Despite the poor AC season, members said the group’s comparable sales were up by single digits for the year overall. If not for room air conditioning, they said, sales would have been up by double digits.

NECO hopes to recoup lost profits by focusing heavily on television, a category they say they let slip under the radar, essentially giving that business up to “big box retailers.”

Explained Vinnie Capuano, president of the DMI group in Brooklyn, N.Y., the big box retailers were discounting 13-inch, 20-inch and 27-inch direct-view TVs so heavily that NECO focused its attention elsewhere. “It slipped away from us,” Capuano said. “Now, we’re coming back and I think we’ll do a fabulous job. It’s what we do best.”

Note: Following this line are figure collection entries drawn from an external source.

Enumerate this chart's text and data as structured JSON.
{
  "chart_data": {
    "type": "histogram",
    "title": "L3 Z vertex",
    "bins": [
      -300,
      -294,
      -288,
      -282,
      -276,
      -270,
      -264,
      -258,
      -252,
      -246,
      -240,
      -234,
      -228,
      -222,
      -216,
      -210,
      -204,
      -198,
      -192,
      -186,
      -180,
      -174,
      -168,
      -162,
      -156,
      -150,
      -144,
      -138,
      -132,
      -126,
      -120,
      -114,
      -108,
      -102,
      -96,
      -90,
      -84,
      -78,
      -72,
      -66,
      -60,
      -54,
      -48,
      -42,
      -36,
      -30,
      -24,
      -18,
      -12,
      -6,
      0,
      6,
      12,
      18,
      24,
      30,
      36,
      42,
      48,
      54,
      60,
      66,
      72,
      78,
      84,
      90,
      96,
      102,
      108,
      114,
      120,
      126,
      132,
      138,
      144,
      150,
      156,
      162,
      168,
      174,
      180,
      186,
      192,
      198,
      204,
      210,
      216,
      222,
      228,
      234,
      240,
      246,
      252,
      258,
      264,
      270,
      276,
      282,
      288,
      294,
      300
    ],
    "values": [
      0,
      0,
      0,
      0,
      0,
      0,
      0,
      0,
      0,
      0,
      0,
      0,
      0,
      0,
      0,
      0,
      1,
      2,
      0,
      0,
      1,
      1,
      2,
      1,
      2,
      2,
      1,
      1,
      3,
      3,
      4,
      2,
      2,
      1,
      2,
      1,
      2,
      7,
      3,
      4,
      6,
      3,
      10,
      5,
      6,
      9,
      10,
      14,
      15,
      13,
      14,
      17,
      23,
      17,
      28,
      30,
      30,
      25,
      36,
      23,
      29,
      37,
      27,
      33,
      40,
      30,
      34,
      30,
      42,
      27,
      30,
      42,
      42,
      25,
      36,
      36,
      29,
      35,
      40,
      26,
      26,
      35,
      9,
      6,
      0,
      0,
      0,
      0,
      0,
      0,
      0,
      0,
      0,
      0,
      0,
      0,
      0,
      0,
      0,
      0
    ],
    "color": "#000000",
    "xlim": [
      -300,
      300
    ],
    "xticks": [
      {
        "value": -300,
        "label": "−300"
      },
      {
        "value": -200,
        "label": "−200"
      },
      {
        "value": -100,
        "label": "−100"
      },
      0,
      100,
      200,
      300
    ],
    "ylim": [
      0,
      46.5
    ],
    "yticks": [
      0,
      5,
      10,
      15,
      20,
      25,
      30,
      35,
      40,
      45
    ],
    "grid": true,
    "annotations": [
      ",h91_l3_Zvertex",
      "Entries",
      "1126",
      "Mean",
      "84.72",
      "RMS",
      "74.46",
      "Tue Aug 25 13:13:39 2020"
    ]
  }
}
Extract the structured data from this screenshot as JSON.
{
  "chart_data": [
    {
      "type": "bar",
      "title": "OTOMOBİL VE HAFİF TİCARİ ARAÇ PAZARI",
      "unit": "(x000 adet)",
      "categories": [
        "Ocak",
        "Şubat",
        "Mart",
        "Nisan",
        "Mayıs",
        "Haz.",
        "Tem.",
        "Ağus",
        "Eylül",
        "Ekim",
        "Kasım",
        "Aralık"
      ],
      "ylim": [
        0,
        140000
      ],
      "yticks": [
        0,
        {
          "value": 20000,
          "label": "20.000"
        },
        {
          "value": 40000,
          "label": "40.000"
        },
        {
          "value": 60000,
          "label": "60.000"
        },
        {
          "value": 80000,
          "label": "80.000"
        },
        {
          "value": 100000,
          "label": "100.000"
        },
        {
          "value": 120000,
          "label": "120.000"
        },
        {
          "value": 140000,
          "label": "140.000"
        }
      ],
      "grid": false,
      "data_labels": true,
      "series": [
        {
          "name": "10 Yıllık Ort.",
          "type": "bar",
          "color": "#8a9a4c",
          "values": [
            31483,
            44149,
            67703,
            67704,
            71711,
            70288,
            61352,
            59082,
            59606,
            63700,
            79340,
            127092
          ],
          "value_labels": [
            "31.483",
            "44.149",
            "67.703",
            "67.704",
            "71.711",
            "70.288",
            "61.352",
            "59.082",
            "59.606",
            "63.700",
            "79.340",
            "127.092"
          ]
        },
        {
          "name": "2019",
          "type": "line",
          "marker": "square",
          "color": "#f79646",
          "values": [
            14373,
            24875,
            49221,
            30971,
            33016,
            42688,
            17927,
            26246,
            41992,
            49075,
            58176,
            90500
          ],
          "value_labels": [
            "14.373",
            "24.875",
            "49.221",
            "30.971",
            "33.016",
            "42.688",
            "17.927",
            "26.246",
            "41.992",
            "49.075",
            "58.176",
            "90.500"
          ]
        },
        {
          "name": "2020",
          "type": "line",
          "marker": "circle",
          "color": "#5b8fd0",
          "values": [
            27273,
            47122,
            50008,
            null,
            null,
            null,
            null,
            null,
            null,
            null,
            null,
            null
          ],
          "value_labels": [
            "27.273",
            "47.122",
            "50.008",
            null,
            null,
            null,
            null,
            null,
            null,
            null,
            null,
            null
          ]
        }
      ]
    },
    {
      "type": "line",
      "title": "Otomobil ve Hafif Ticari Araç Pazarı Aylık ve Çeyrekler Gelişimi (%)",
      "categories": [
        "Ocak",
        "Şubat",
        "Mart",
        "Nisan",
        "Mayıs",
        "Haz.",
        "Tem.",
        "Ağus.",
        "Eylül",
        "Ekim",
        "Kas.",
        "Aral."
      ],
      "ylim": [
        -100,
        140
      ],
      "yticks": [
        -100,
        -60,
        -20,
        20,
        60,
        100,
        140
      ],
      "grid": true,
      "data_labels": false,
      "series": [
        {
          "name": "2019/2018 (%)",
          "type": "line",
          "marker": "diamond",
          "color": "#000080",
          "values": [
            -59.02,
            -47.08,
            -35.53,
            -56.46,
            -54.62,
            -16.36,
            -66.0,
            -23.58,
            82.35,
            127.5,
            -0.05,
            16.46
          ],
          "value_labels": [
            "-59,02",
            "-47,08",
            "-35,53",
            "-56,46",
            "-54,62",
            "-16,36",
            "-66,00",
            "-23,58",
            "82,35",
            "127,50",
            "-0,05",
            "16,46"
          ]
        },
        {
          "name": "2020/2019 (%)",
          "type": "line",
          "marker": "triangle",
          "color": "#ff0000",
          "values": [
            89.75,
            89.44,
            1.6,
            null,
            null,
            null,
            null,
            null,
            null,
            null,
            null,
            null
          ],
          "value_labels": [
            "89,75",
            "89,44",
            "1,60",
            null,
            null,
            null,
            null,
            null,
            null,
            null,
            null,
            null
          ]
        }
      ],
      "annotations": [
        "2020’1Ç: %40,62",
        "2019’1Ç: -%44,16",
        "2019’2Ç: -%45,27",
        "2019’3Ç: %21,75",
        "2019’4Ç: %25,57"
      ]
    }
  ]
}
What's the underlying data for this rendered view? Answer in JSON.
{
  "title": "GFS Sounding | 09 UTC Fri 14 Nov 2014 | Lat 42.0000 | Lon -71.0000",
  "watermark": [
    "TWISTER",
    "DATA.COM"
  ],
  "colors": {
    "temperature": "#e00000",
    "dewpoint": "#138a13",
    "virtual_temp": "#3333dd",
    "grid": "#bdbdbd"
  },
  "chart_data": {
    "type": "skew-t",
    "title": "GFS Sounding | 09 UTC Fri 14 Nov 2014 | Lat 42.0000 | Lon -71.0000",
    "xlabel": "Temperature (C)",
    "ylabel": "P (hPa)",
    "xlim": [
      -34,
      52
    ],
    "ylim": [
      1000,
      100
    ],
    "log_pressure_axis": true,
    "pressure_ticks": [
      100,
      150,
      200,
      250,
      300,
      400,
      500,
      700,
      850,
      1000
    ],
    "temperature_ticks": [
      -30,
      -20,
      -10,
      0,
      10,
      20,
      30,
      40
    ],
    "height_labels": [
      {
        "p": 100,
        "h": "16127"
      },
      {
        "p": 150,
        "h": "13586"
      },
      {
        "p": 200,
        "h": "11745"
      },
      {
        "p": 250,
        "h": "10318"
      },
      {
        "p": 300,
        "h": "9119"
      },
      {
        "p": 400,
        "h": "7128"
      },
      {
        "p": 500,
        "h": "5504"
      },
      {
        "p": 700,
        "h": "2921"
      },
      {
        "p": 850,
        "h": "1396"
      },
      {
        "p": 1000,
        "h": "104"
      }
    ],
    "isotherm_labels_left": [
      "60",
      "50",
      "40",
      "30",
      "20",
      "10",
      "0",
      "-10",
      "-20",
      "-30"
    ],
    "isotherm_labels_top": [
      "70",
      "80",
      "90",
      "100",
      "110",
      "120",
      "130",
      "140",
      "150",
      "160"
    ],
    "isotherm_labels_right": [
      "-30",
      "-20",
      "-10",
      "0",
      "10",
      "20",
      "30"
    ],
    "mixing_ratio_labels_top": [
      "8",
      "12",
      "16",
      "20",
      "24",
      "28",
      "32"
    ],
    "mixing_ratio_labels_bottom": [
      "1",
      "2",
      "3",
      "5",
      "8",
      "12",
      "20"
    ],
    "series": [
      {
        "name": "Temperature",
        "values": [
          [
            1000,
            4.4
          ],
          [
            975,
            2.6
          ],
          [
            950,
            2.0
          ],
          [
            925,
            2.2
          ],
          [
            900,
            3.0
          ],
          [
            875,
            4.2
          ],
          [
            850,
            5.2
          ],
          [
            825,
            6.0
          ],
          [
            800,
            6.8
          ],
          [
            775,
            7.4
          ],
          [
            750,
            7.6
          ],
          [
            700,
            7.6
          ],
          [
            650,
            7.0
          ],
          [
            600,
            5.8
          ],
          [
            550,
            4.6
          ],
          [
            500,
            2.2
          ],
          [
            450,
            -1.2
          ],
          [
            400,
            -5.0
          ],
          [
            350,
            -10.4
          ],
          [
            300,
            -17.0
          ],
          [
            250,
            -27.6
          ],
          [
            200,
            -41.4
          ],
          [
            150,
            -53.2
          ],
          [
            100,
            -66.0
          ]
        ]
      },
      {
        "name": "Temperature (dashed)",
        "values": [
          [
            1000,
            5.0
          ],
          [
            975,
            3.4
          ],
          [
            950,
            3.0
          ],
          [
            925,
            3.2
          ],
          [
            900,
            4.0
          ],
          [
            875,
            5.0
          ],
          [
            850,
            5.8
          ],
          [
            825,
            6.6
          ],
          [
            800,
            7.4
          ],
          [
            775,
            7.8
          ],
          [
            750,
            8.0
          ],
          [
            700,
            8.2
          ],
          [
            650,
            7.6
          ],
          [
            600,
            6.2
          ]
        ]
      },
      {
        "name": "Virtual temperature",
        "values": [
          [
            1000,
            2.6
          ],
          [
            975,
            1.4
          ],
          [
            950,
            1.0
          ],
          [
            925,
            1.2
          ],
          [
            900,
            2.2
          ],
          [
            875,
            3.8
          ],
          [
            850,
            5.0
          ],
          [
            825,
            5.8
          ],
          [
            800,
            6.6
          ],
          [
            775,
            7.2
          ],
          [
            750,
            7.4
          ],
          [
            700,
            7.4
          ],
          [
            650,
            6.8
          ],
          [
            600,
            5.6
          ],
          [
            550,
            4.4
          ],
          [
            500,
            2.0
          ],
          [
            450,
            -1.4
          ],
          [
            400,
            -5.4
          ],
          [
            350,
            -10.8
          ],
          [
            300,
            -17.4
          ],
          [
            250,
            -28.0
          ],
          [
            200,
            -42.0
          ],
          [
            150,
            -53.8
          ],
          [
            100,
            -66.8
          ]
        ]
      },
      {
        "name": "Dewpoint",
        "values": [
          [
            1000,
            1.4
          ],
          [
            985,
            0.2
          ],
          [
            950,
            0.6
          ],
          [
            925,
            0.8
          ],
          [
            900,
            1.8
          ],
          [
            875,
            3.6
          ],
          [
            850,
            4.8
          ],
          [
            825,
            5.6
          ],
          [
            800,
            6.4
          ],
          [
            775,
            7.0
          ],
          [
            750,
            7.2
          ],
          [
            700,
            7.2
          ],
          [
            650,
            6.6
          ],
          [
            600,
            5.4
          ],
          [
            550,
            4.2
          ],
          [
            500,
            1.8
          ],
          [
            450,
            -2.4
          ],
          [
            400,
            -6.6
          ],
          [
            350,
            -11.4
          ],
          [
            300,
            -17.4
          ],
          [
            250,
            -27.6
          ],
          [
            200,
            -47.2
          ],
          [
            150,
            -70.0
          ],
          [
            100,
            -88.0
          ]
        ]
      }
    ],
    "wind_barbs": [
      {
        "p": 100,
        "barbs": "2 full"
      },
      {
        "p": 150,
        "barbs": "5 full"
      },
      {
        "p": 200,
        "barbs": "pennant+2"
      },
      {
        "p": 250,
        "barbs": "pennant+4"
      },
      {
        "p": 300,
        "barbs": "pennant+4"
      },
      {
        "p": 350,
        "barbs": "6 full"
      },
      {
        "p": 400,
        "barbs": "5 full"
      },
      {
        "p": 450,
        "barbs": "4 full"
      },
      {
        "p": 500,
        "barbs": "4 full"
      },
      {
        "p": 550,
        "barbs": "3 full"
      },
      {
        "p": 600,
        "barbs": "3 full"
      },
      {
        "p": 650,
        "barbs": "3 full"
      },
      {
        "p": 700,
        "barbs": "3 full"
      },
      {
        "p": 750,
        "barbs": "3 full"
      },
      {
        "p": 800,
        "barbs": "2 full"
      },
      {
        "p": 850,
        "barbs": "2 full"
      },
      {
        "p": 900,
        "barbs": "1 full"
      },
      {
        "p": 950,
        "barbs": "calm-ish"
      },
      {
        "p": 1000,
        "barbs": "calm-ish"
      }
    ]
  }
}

Members plan to advertise and prominently display big-screen TV. NECO hopes the emphasis on high-end displays will reap additional benefits through adjunct sales of home-theater furniture such as recliners and TV stands. Lebowitz said he expects shortages in LCD and DLP to again vex the industry, as it did last year, but he says suppliers have promised that retailers will at least get their initial orders. At the same time, “We have to do a better job of forecasting,” he conceded.

At present, the Alliance has no plans to expand its majap matrix, although NECO is looking into adding new alternative white-goods lines, such as those by Samsung and LG. The Alliance is also considering direct sourcing NECO-branded major appliances and electronics in the future, members said.

Keeping dealers afloat this year was the continued rise in home remodeling and new housing starts, which drive the appliance market, members said. Some are also experimenting for the first time with merchandising snow blowers and bedding.

Overall, NECO said the six-year-old organization, itself a division of the $8 billion Nationwide Marketing Group, is stronger than ever, with double-digit growth expected in 2005. The Alliance, which has its own warehouses, says warehouse space is now over 1 million square feet, with individual member groups increasing space by up to 40 percent this year.

“We’re more cohesive than other groups. We have dealers making 30 percent to 40 percent mark-ups where before they made 10 to 15 percent. So we have the ear of our members. We continue to prove to manufacturers that we can do for them what a big box retailer can do. We give them 500 dealers in the Northeast that are knowledgeable about the product and how to display it,” Lebowitz added.